Resources Video 3 (Box Problem)

 

The Box Problem is used to introduce many of the big ideas that continue throughout the semester. It requires students to pay particular attention to the quantities involved and asks students to examine and explain the co-variation of these quantities. Student must also model the situation using formulas, graphs and tables and be able to make connections between them. The teacher should use this problem to lay the foundation for developing a problem-solving mentality in their students.

 

In this problem, students should create an open-topped box by cutting squares out of the corners of a piece of paper. Specifically, they are asked to create the box that will have the greatest possible amount of volume. The purpose of asking the problem in this way is that it gives students a reason to look at the different quantities involved in calculating the volume of the box and how changing one of the quantities affects the others, known as co-variation. The teacher should allow students to struggle with deciding how to create their boxes. Some students may come up with a formula relating the quantities while others go through a method of guessing and checking. Allow students to use whichever method they choose, but be sure to require that students give some sort of justification for why they think their box has the largest volume.

 

After the boxes have been created, the teacher should lead the class in a discussion about the boxes. The discussion should be about the quantities involved in the situation – what they are, which are relevant, what restrictions they might have, which are changing, and how they are changing together. At this point, it may be useful for the teacher to use the Explore Box applet. (Pull this up on computer screen) It is impossible to create a continuous view of how the quantities change using the only the pieces of paper. This applet allows students to see that view. The teacher can use this applet to ask students questions about how certain quantities change together. For example, a teacher could ask students how the length of the side of the cutout and the length of the box co-vary. They can then use this applet to change the length of the cutout and allow students to see what happens to the length of the box (do this on the computer screen). Here, they would be able to see that as the length of the side of the cutout increases, the length of the box decreases. The teacher can use this applet to help students understand how these quantities are changing together and encourage students to generalize these relationships into formulas as asked for in the worksheet.

 

Notice, though, that it is still hard for students to visualize an amount of volume using this applet. As the teacher moves into a discussion about how the length of the side of the cutout and the volume of the box change together, they should use the Explore Box with Cubes applet. (Pull this up on computer screen) This applet allows students to visualize how the volume is changing as the length of the cutout increases by using the boxes that you see below (point using mouse). Each of these boxes represents one cubic inch of volume. Notice that as the length of the side of the cutout increases, the volume of the box increases and more of the boxes are being filled in. After a certain point though, as the cutout length continues to increase, the volume of the box decreases back to zero. (Demonstrate using applet).
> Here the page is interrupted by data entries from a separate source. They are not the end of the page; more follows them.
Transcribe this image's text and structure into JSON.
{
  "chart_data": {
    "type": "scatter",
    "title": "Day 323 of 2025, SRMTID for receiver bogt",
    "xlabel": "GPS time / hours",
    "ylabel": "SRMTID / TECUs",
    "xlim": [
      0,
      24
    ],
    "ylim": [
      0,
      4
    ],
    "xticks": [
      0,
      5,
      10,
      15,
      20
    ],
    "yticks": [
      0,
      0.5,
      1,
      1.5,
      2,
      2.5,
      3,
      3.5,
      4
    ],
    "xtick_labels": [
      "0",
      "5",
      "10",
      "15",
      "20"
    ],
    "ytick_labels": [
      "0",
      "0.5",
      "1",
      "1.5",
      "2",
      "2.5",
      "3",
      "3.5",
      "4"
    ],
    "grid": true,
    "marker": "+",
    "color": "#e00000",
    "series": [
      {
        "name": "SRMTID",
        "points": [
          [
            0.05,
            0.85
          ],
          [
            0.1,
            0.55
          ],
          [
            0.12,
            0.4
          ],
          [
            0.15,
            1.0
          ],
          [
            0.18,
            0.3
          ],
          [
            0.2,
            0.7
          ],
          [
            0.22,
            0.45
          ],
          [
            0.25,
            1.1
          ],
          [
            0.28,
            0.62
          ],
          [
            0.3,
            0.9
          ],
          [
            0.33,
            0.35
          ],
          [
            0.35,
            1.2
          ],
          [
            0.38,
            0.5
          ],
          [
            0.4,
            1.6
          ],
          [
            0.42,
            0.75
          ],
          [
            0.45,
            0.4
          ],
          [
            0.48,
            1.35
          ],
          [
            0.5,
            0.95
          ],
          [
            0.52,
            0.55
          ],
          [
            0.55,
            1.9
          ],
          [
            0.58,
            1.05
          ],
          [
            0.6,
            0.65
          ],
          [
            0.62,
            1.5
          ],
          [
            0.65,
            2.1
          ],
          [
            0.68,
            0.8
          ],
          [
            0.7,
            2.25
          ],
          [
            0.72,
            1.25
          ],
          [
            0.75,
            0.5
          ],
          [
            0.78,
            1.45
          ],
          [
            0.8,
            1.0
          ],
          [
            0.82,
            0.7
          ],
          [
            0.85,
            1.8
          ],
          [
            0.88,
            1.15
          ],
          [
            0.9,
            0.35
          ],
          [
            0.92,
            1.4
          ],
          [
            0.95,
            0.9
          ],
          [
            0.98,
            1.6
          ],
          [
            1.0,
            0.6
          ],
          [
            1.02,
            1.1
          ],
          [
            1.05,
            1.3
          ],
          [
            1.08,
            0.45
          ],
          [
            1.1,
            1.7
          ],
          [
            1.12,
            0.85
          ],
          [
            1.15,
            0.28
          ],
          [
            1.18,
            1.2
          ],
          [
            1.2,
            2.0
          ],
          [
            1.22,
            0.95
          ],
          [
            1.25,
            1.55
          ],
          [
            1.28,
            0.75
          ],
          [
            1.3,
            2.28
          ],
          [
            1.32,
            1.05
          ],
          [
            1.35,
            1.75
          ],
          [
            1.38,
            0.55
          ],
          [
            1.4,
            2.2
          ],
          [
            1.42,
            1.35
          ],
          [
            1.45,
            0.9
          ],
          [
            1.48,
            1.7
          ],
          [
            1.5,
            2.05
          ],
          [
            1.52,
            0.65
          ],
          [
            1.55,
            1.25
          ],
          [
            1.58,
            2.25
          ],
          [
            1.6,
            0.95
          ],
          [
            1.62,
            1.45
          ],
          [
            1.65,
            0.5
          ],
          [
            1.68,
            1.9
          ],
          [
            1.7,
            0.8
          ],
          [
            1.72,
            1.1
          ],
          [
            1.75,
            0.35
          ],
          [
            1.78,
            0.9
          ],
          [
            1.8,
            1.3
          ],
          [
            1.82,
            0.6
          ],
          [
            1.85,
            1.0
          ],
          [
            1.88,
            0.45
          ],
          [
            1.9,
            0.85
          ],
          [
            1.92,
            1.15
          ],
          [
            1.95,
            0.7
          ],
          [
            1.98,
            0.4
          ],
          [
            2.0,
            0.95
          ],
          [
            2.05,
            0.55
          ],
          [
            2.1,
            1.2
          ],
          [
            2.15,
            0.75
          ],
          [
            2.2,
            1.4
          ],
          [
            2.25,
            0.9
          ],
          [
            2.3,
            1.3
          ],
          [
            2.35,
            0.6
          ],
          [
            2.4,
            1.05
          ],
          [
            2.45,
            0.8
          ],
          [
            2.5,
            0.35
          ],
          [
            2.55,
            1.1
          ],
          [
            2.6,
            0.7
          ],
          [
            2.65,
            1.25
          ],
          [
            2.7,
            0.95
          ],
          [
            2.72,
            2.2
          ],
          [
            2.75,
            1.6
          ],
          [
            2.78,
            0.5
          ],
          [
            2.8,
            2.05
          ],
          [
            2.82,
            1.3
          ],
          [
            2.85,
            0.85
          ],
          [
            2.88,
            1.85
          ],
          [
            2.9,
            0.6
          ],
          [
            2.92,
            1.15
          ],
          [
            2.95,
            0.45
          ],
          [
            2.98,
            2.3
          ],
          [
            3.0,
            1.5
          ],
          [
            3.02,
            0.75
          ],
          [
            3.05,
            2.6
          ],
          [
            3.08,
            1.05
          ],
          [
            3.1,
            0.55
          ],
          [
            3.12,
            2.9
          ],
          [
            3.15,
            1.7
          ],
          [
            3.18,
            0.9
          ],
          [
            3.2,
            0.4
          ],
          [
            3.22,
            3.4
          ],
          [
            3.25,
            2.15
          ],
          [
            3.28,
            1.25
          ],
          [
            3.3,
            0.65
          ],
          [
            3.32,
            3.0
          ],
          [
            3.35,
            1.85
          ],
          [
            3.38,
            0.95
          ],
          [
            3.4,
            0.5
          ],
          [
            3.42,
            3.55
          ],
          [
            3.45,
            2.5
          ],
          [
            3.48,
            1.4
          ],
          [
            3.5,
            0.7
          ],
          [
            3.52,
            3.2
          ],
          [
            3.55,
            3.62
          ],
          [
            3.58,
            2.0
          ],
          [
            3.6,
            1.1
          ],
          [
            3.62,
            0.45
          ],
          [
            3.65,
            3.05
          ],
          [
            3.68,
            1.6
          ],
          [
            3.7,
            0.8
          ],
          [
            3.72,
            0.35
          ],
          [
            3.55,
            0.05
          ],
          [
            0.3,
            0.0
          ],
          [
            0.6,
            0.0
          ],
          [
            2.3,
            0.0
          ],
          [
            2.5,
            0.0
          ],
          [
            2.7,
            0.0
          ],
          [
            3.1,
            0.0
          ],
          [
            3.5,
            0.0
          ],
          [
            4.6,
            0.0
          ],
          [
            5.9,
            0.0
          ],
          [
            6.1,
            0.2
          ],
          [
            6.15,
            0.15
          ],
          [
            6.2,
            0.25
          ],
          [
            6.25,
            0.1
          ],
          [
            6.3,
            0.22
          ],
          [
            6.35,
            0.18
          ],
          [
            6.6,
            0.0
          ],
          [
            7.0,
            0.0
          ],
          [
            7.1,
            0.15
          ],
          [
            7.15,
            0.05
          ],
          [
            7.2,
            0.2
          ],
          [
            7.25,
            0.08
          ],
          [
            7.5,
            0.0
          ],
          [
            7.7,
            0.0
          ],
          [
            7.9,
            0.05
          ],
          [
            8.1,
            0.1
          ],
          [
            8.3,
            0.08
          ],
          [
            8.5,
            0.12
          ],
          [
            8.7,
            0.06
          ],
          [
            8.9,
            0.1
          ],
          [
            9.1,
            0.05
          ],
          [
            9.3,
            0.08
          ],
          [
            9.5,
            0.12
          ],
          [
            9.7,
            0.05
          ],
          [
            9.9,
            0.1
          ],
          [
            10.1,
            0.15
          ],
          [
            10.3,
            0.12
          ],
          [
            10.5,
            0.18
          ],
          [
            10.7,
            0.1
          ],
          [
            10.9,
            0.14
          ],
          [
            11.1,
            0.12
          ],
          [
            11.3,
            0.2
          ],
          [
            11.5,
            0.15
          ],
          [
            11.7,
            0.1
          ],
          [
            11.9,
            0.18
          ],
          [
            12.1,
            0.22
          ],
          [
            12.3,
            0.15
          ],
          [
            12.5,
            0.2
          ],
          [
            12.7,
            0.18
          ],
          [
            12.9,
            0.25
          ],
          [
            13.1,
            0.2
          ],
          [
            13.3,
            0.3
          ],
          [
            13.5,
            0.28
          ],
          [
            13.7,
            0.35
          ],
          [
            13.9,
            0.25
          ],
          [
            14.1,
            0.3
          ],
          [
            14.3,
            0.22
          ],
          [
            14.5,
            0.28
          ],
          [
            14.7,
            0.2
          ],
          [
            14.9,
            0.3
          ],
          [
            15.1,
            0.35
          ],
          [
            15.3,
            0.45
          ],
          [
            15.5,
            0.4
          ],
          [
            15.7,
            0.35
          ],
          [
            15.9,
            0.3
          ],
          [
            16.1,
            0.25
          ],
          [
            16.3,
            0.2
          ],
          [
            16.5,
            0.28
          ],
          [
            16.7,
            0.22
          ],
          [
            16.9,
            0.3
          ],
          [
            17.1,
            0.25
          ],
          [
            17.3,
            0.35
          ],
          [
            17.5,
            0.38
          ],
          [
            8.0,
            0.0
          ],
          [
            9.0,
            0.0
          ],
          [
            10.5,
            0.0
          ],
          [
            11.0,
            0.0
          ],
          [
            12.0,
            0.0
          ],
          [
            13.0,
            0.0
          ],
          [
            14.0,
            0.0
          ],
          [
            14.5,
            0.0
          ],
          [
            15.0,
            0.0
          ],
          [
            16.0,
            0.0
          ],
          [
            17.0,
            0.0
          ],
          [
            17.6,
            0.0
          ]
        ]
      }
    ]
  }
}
This applet allows students to begin to examine the relationship between the two quantities in a continuous way and can help students begin to build a mental picture of what the graph representing these two relationships would look like.

 

To help students get a better idea of what the graph will look like, the teacher can then utilize the Exploring Intervals Applet (Pull this up on computer screen). This applet allows the teacher to focus students on specific amounts of the quantities and specific changes in them. If the teacher clicks on “Show interval 1”, that the first part of the graph appears – when the length of the cutout is between 0 and 0.5 inches. Notice that you can adjust the length of the side of the cutout on the paper, and as you do that, it again traces out the volume as the cutout increases. Using this applet, the teacher can either go step by step through the creation of the graph or they can use the piece of paper to continuously trace out the volumes with associated cutout lengths. (Many things in this paragraph should be done using the applet. All of this video should be of the computer).

 

As a teacher, you should decide how many of the applets to use based on the needs of your class. There are two additional applets available to use as well – one looks into more detail at the graph of the volume with respect to the length of the side of the cutout while the other can be used to help students understand how the formula is developed.

 

Back to Kacie.  This problem concludes by having students use the representations that they’ve created to find associated quantity values. For example, students are asked to find the volume given a specific cutout length, or the possible cutout lengths given a specific volume. This allows students to gain a further understanding of the representations they’ve created and how they relate the quantities involved.

 

Be sure to check out the videos tab for classroom examples of how this problem was implemented. Remember, the goal is for students to focus on quantities, how they co-vary, and for students to begin learning how to act as problem-solvers.